Statistical metrics of temperature time series for each site were calculated using the ‘zoo’ and ‘xts’ packages in R. To examine daily temperature patterns, each time series was filtered in MATLAB 2015a using a bandpass Butterworth filter to retain signals between 5 and 30 hours in frequency and remove seasonal fluctuations. Daily range (maximum-minimum temperatures) were calculated for each site in R.
- Barkley, H. C. & Cohen, A. L. Skeletal records of community-level bleaching in Porites corals from Palau. Coral Reefs 35, 1407–1417 (2016).
- Baums, I. B., Boulay, J. N., Polato, N. R. & Hellberg, M. E. No gene flow across the Eastern Pacific Barrier in the reef-building coral Porites lobata. Molecular Ecology 21, 5418–5433 (2012).
- Catchen, J., Hohenlohe, P. A., Bassham, S., Amores, A. & Cresko, W. A. Stacks: An analysis tool set for population genomics. Molecular Ecology 22, 3124–3140 (2013).

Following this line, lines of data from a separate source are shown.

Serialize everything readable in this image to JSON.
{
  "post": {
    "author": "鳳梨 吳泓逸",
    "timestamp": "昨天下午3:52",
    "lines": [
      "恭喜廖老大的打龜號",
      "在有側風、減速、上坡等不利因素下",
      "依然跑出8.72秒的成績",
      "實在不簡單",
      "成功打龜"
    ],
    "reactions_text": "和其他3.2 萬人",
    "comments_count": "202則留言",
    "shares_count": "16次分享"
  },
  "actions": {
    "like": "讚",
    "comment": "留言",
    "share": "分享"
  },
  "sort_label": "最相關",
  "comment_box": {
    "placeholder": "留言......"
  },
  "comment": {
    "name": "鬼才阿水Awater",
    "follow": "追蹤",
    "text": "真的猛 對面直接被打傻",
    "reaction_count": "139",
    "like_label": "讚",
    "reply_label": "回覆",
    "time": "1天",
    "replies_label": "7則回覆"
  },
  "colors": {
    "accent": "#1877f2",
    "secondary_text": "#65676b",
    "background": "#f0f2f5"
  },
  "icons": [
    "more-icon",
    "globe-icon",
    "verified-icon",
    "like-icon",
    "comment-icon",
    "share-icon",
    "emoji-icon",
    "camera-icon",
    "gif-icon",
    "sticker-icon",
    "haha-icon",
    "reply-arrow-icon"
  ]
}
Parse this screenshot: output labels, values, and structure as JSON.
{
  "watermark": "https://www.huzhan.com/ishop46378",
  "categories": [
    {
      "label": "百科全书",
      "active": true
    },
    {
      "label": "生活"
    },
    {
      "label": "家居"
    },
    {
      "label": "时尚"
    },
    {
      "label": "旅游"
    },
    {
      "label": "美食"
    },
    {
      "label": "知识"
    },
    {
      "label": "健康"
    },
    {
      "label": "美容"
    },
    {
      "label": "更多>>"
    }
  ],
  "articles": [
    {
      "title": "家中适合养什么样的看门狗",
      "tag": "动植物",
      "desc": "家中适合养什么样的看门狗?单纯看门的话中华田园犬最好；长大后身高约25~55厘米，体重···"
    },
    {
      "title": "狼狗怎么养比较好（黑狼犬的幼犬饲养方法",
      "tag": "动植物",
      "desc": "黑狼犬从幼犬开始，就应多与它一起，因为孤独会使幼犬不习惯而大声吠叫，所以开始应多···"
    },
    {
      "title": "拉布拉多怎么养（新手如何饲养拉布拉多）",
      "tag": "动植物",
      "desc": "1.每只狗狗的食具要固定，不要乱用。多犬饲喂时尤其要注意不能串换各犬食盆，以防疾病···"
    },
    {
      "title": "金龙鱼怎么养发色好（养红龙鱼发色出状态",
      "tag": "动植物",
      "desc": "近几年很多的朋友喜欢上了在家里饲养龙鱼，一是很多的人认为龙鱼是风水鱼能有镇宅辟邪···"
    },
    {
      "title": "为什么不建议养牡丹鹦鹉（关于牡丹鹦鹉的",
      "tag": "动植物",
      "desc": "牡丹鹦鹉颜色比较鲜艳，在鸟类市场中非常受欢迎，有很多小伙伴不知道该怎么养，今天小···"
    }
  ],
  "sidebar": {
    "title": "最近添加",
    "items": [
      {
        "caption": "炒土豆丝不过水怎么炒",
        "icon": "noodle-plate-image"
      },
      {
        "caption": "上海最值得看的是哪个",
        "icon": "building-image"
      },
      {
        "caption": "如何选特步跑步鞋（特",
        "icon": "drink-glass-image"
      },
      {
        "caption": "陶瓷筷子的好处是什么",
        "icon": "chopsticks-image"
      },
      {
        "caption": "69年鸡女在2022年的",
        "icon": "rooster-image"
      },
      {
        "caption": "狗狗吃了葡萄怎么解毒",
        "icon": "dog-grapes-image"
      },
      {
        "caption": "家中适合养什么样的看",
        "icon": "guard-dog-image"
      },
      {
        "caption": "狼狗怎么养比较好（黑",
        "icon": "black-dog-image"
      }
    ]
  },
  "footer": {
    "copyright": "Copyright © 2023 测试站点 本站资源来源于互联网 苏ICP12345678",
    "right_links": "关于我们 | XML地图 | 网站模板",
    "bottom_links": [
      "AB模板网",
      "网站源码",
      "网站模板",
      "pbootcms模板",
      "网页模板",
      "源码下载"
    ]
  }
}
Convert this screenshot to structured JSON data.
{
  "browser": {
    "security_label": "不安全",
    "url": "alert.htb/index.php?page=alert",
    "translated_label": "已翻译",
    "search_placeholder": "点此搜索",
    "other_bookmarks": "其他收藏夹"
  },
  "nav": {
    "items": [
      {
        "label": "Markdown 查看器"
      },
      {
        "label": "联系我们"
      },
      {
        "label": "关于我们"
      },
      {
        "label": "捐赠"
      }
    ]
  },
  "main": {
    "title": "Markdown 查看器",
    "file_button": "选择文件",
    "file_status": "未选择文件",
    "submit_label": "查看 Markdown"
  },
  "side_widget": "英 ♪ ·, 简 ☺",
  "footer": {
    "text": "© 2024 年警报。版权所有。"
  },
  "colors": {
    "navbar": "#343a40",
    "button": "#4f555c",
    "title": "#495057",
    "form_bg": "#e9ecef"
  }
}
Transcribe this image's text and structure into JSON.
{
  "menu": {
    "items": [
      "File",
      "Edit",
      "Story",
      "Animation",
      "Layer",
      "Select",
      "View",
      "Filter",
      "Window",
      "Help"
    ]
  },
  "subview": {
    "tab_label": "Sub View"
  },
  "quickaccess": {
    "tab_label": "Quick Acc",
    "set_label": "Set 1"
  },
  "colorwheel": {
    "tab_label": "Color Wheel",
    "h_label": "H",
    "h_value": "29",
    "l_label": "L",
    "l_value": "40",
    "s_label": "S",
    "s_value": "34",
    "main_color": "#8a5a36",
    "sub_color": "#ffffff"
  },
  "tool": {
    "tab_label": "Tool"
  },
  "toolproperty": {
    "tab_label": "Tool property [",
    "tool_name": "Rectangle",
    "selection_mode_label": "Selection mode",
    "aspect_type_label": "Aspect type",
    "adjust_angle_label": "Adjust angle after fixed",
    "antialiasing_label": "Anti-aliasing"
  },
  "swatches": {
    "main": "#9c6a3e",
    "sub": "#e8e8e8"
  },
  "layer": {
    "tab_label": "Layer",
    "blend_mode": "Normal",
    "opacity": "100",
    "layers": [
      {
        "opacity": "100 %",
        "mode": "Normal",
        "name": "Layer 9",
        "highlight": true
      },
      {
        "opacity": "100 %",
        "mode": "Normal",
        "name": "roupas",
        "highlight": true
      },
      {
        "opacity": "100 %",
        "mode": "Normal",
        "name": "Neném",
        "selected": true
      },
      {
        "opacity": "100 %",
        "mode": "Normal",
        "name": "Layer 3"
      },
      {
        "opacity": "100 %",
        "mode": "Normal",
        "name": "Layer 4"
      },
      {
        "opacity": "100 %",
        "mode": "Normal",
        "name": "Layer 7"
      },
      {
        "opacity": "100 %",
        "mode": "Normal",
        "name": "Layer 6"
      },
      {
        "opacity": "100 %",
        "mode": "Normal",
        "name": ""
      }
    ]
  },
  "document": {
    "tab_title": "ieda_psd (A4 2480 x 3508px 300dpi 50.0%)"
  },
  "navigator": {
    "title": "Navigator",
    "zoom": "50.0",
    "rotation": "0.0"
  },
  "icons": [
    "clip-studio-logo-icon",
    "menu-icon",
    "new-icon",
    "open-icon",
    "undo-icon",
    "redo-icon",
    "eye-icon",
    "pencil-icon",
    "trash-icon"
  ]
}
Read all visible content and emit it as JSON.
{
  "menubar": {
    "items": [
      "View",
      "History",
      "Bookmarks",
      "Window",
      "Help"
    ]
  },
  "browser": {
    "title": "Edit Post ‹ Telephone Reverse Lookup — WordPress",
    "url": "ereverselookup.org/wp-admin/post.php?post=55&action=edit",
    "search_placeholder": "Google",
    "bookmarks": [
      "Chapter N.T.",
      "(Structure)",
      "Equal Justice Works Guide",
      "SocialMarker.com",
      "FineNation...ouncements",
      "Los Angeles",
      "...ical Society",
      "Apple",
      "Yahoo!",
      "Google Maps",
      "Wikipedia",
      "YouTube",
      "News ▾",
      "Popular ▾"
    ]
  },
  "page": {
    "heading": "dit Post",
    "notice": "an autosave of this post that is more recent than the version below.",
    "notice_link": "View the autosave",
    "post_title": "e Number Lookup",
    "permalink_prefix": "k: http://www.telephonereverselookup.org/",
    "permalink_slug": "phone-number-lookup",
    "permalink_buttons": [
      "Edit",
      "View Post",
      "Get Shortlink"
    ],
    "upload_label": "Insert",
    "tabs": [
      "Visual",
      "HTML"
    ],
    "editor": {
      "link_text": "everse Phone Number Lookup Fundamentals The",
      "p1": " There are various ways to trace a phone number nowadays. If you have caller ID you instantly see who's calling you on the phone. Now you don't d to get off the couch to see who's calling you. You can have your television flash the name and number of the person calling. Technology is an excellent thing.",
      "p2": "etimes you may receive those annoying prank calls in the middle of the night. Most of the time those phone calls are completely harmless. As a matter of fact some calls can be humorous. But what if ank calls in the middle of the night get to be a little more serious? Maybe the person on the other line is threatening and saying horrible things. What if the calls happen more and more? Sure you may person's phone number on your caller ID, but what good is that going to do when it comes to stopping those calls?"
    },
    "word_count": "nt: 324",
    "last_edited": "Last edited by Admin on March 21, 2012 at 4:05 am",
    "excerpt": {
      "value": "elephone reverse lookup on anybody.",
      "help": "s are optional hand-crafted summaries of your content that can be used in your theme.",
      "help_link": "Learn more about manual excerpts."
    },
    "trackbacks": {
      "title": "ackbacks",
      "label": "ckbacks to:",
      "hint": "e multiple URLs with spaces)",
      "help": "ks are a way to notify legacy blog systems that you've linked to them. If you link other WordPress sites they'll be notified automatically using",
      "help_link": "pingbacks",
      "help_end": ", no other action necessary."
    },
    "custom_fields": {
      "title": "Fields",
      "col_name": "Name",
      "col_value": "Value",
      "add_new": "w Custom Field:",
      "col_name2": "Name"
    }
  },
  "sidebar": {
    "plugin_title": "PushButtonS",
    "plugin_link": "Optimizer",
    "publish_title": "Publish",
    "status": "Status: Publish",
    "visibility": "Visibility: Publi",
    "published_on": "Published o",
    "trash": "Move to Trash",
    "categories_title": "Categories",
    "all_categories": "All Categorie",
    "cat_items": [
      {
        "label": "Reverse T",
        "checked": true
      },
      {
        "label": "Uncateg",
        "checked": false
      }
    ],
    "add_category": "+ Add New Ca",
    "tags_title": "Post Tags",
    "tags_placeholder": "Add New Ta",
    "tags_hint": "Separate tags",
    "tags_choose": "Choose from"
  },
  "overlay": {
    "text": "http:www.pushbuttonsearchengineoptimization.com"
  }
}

- DeCarlo, T. M. et al. Coral macrobioerosion is accelerated by ocean acidification and nutrients. Geology 43, 7–10 (2014).
- Mollica, N. R. N. et al. Skeletal records of bleaching reveal different thermal thresholds of Pacific coral reef assemblages. Coral Reefs 38, 743–757 (2019).
- Puritz, J. B., Hollenbeck, C. M. & Gold, J. R. dDocent: a RADseq, variant-calling pipeline designed for population genomics of non-model organisms. PeerJ 2, e431 (2014).
- Veron, J. E. N. Corals of the World. (Australian Institute of Marine Science, 2000).